Clegg is very much the hometown candidate, Democrats apparently having learned something from the last two congressional campaigns, where they fielded new arrivals against entrenched grassroots fixtures. Hailing from Ulster, the most populous county in the 11-county district, is an advantage. Ulster’s 180,000 residents represent about a quarter of the district’s population.

Five of the eight declared candidates are from Ulster County: Clegg, Sullivan from Plattekill, Patrick Ryan from Kingston, Jeff Beals from Woodstock, and Gareth Rhodes from Kerhonkson. It’s probably too early to declare any of them front-runners through the back stretch.

Clegg’s local launch was a happening, all right, but is anybody listening at this point? “I don’t think so, not really,” a Rosendale Democrat told me after the rally broke up. “A lot of us are suffering from battle fatigue after last year. And now this [meaning Trump]. It’s too early, and there’s just too many of them. There might be more, for God’s sake!”

 

Mountain high

Maybe because it sounded like most of the other court cases, few took notice of the Catskill Heritage Alliance losing again in state Supreme Court in its quest to delay or defeat plans to build a mega-resort at Belleayre.

On June 30, Judge Richard Mott ruled against CHA, which had argued in March that the Shandaken zoning board had acted illegally in defining 629 units of “transient housing” developers propose. Their notation that those units represented more housing than currently exists in Shandaken Kathy Nolan didn’t sway the court.

Alliance spokesperson, a Shandaken resident, decried the court’s finding, indicating yet another appeal in the works.

In the meantime, Nolan is running for county legislator against veteran incumbent John Parete, a pro-development type. They’ll face off in a Democratic primary on Sept. 12.

“It was quite a slapdown, actually,” said Parete of Mott’s decision. “I’m for the plan Congressman Maurice Hinchey and Governor Eliot Spitzer proposed,” he said, dropping two names, one iconic and the other an embarrassment.

In any event, district voters will finally have a direct voice on this project, launched in 1999. Which way will it go? Closer than some folks might think.

 

Here and there

The annual Saugerties car show sponsored by Sawyer Motors was bigger than ever. Parking was scarce. Almost every side street around the village center was festooned with temporary “no parking” signs. What’s with that, I asked a cop. You invite people to town and there’s no parking?

The explanation from the friendly officer was that numerous (resident) vehicles were sideswiped on those streets last year. Thus, no parking. Under the heading of noses and faces, there had to have been a better solution. Kingston did a fair to middlin’ job of shuttling people to and from Bob Dylan’s waterfront concerts last month. Perhaps Saugerties decision-makers could benefit from consultation with their Colonial City counterparts.

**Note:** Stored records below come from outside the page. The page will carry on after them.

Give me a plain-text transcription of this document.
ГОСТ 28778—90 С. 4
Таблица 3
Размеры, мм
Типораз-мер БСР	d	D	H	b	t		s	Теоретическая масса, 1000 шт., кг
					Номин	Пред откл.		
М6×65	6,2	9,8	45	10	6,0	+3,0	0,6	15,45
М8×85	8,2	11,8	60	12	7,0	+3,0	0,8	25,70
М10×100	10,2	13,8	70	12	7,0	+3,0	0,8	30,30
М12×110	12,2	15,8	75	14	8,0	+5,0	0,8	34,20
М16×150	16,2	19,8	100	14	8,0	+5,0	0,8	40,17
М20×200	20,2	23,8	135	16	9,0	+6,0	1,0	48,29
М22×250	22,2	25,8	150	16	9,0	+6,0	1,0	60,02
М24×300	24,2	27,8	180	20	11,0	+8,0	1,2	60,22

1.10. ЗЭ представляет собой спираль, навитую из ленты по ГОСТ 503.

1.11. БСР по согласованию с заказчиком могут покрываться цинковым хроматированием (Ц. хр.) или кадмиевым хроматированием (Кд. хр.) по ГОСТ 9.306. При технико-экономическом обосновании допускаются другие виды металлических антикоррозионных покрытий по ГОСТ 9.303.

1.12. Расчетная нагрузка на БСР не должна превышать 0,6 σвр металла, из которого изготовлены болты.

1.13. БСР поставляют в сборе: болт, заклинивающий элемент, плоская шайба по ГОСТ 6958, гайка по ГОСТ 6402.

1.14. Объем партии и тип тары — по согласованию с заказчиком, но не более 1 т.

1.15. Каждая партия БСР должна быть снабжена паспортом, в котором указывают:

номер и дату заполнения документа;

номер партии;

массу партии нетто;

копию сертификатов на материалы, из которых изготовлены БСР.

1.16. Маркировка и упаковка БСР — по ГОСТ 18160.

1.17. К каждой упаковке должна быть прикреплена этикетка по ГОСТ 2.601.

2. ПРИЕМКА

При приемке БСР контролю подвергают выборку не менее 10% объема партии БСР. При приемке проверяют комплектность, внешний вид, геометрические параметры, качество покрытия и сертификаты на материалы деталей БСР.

One of the questions retired CBS newsman Dan Rather used to ask subjects at the end of an interview was, “Is there anything else I should have asked you?” On occasion, he got some interesting replies.

The Ulster County Conservative Party might have used that tactic when its executive committee interviewed fellow Conservative Mike Wendell for its nomination for county comptroller last month. A few days later the committee learned that Wendell had been served with an order of protection for harassing incumbent Comptroller Elliott Auerbach. But nobody asked him that question. Nobody knew of the verdict in Ellenville court, apparently, and Wendell didn’t volunteer it. “It would have given us great pause if we had known,” red-faced party chairman Ed Gaddy said in a July 6 release.

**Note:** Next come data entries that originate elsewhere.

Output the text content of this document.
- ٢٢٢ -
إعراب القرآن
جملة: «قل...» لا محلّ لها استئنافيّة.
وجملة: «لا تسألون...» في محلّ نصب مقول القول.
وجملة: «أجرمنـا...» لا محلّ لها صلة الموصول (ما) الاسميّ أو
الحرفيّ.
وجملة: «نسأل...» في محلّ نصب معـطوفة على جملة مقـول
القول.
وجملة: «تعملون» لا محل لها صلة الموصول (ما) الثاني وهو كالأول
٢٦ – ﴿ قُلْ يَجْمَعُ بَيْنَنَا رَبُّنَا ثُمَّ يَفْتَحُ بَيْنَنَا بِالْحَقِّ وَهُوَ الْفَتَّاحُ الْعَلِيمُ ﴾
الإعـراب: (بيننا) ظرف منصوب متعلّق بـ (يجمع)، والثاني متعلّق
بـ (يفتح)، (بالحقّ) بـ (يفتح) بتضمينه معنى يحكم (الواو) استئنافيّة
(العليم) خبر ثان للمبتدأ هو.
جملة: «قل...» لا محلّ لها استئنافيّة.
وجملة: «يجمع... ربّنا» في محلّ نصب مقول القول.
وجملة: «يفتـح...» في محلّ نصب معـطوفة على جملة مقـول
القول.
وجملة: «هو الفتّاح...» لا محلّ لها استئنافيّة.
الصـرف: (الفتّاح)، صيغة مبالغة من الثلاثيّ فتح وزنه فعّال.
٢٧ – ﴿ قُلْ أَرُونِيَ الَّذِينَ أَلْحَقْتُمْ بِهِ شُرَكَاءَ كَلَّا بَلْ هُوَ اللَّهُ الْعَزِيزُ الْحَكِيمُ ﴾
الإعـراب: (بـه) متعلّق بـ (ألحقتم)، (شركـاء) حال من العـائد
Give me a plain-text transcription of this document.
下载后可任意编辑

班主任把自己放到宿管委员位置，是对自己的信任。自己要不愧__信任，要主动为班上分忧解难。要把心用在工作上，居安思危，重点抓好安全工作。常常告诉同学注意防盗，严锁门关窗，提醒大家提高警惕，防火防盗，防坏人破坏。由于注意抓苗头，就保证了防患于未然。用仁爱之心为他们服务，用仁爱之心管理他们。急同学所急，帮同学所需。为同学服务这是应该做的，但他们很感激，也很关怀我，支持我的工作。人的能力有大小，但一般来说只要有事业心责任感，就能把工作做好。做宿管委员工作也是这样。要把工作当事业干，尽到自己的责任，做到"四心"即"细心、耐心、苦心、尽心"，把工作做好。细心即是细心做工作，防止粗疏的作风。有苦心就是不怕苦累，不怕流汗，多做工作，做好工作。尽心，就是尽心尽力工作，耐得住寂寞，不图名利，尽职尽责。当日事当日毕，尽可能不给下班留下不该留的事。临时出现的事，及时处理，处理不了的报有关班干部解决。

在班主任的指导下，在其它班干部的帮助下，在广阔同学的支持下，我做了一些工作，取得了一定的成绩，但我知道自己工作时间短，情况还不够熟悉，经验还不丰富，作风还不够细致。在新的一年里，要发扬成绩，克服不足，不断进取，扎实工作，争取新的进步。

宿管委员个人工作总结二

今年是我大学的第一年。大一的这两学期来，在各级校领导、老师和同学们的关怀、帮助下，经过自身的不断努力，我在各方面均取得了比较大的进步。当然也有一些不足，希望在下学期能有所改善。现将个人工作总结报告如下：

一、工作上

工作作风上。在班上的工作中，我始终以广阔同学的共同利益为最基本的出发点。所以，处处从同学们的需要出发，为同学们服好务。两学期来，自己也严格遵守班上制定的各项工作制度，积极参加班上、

Pause? More like lock and load. The Conservative nomination has been withdrawn, leaving unopposed Democrat Auerbach a clear path to a fourth term.

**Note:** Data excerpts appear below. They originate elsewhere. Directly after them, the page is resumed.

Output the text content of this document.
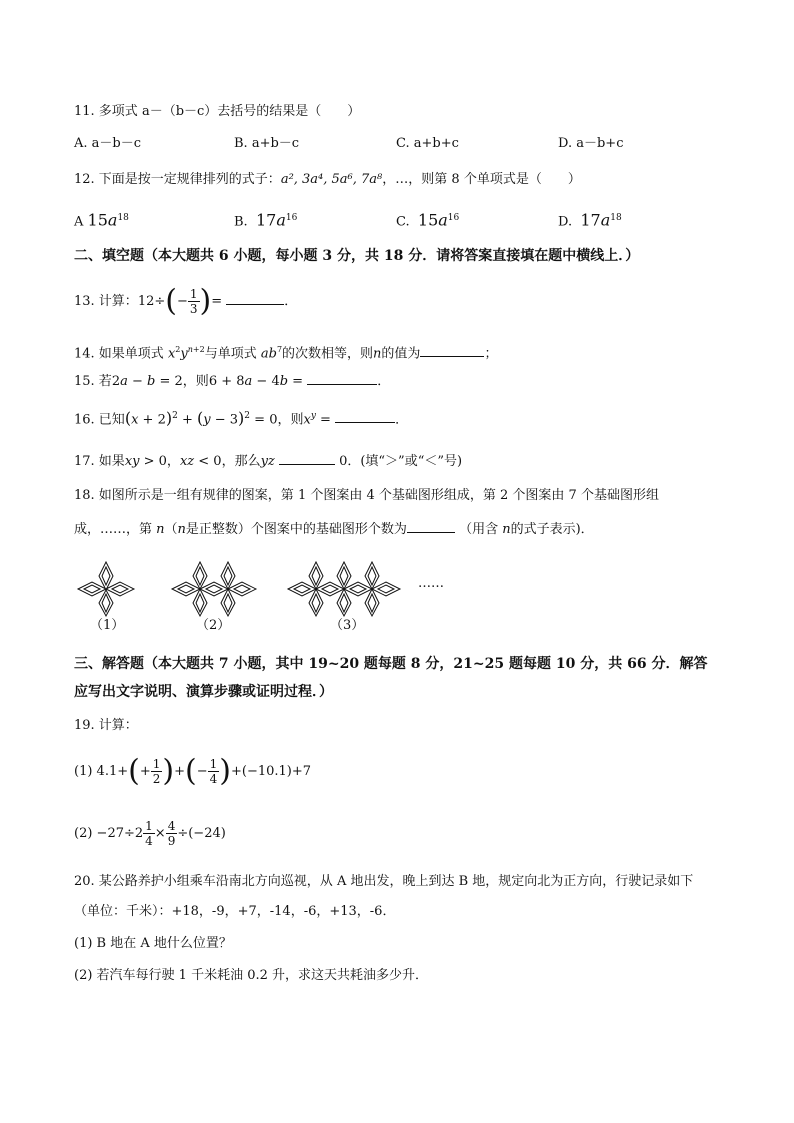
11. 多项式 a－（b－c）去括号的结果是（　　）
A. a－b－c	B. a+b－c	C. a+b+c	D. a－b+c
12. 下面是按一定规律排列的式子：a², 3a⁴, 5a⁶, 7a⁸，…，则第 8 个单项式是（　　）
A $15a^{18}$	B. $17a^{16}$	C. $15a^{16}$	D. $17a^{18}$
二、填空题（本大题共 6 小题，每小题 3 分，共 18 分．请将答案直接填在题中横线上．）
13. 计算：$12\div(- \frac{1}{3}$ )=	．
14. 如果单项式 $x^2y^{n+2}$与单项式 $ab^7$的次数相等，则n的值为	；
15. 若2a − b = 2，则6 + 8a − 4b =	．
16. 已知$(x + 2)^2 + (y - 3)^2 = 0$，则$x^y$ =	．
17. 如果xy > 0，xz < 0，那么yz	0．(填“＞”或“＜”号)
18. 如图所示是一组有规律的图案，第 1 个图案由 4 个基础图形组成，第 2 个图案由 7 个基础图形组
成，……，第 n（n是正整数）个图案中的基础图形个数为	（用含 n的式子表示)．
……
（1）	（2）	（3）
三、解答题（本大题共 7 小题，其中 19~20 题每题 8 分，21~25 题每题 10 分，共 66 分．解答
应写出文字说明、演算步骤或证明过程．）
19. 计算：
(1) $4.1+(+ \frac{1}{2}$ )+(− $\frac{1}{4} )+(-10.1)+7$
$(2) -27\div 2 \frac{1}{4} \times \frac{4}{9} \div(-24)$
20. 某公路养护小组乘车沿南北方向巡视，从 A 地出发，晚上到达 B 地，规定向北为正方向，行驶记录如下
（单位：千米）：+18，-9，+7，-14，-6，+13，-6．
(1) B 地在 A 地什么位置？
(2) 若汽车每行驶 1 千米耗油 0.2 升，求这天共耗油多少升．
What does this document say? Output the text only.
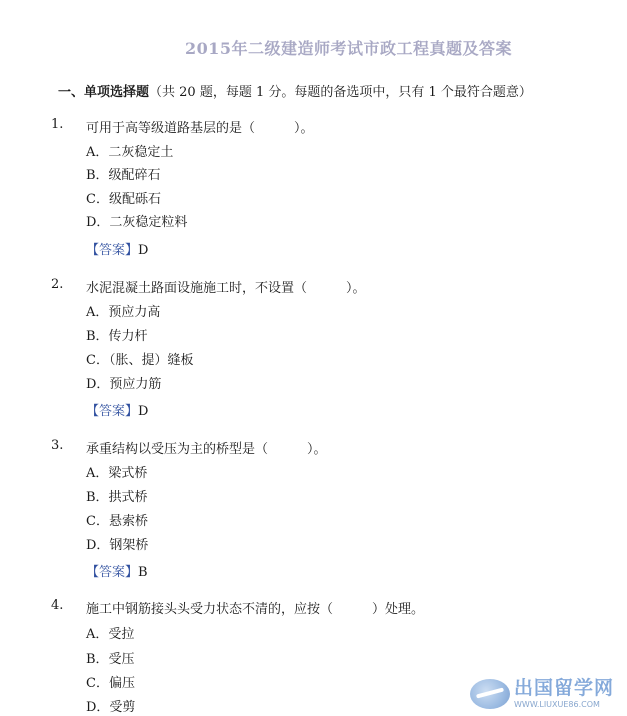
2015年二级建造师考试市政工程真题及答案
一、单项选择题（共 20 题，每题 1 分。每题的备选项中，只有 1 个最符合题意）
1. 可用于高等级道路基层的是（　　　）。
A．二灰稳定土
B．级配碎石
C．级配砾石
D．二灰稳定粒料
【答案】D
2. 水泥混凝土路面设施施工时，不设置（　　　）。
A．预应力高
B．传力杆
C．（胀、提）缝板
D．预应力筋
【答案】D
3. 承重结构以受压为主的桥型是（　　　）。
A．梁式桥
B．拱式桥
C．悬索桥
D．钢架桥
【答案】B
4. 施工中钢筋接头头受力状态不清的，应按（　　　）处理。
A．受拉
B．受压
C．偏压
D．受剪
出国留学网
WWW.LIUXUE86.COM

Ending on a positive note, reports of SUNY New Paltz’s Dr. Gerry Benjamin’s “retirement” from teaching were exaggerated (by me) in a recent column. Benjamin, “busy thinking great thoughts,” tells me he’s still teaches political science courses at SUNY New Paltz. He also runs a New Paltz-based regional think tank, lectures widely, and is always available to share great thoughts with media. May he long endure.